As I indicated in my previous post, I’ve been a christian for several years. Somehow I have moved past the gospel. Not intentionally or even consciously, but sadly that’s the truth. I have hidden from God because of sin (that He has already forgiven), and I have tried to earn my position in christianity through service, biblical knowledge and “being a good person.” Its not hard to see how I ended up in this train wreck.

Today, I am thankful for God’s grace. I hope that I have the presence of mind to be thankful for it tomorrow, too.

I Don’t Trust God

I am a christian, which is to say that I trust Christ as my savior. And yet, over the past several months I have not been living for him. I am saved by grace and fueled by egocentrism. What a mess!

I do not mean that I am necessarily pursuing things that are not of Christ. I’m sure that if an outsider were to observe my life, that I might appear quite holy. I attend church regularly, I am part of a bible study group, I read scripture regularly, I participate in a Christian community, and I pray.

What I mean is that Christ has not been the central focus of my life. While I do all of the things listed above, I do them at my convenience, not as part of a disciplined lifestyle. When I don’t feel like attending church, I skip. When I’m too tired to pray, I don’t. When scripture doesn’t hold my attention, I put my bible down. And probably more serious, I haven’t prayed about many of the large decisions in my life. The result is that I am no longer passionate about most of what I’m doing, I’m just going through the motions.

This shift wasn’t immediate. It has been a gradual change over a period of years. I guess the lesson for me in this is that my feelings follow my actions. Much as with any relationship, if I want to be excited about my time with the Lord, then I need to invest myself. And if I passively attend church or read the bible, then I won’t get much from it.

I need to turn this around. In spite of my lack of faith, I do believe that God cares about the details of my life, and I also believe that I’m the one that pays the price when I let this slip.

I find encouragement in scripture. Abraham is noted as a man of faith (Heb 11:8-17), and yet he didn’t trust that God could provide a child through his wife Sarah, so he had his first son through her maidservant (Gen 16). Also, David, though he committed adultery with Bathsheba and had her husband killed (2 Sam 11), is called a man after God’s own heart (Acts 13:22).

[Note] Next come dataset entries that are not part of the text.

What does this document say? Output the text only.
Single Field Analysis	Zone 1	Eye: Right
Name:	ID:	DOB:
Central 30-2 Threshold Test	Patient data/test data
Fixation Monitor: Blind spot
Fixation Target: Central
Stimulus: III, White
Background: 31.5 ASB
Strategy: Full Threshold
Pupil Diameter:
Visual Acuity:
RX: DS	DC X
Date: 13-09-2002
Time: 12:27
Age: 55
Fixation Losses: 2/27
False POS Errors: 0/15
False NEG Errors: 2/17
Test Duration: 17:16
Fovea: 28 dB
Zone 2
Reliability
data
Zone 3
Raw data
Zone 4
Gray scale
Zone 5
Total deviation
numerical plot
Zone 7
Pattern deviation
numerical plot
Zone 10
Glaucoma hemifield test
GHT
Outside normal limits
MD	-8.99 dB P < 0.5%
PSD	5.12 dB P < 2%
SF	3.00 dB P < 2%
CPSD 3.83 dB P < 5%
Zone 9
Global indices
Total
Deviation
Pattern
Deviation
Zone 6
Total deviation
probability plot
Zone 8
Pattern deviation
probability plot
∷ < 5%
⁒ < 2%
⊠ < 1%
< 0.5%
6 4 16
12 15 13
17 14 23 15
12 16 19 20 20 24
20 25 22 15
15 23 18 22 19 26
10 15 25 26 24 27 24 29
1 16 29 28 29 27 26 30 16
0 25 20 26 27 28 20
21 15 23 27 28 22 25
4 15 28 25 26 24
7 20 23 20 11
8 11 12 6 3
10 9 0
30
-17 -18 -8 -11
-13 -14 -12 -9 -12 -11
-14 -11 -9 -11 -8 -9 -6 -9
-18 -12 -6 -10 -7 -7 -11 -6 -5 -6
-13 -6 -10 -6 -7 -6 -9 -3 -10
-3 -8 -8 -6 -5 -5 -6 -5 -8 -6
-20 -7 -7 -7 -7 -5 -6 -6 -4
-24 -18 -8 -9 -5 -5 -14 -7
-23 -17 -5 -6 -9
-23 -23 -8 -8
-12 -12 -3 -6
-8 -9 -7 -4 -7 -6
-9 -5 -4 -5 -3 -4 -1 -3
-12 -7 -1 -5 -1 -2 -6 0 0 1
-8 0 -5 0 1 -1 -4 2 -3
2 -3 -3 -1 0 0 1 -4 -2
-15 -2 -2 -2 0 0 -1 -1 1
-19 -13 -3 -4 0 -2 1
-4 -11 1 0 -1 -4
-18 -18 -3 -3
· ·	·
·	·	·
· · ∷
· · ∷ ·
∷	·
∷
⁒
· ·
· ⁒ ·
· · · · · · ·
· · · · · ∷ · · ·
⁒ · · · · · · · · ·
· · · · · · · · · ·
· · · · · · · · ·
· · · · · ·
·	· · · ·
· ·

I don’t take from these passages that I’m going to end up being a spiritual giant, or necessarily be remembered for my faith. But rather, if these great men can slip and still be considered valuable in the eyes of God, then that’s great news for you & me!

So, I have a plan. I’m reading scripture on a regular basis, I’m keeping a prayer journal, and I am starting to be intentional about discussing my spiritual condition with those that are close to me. This is one of my goals for 2005, to get my spiritual life back on track.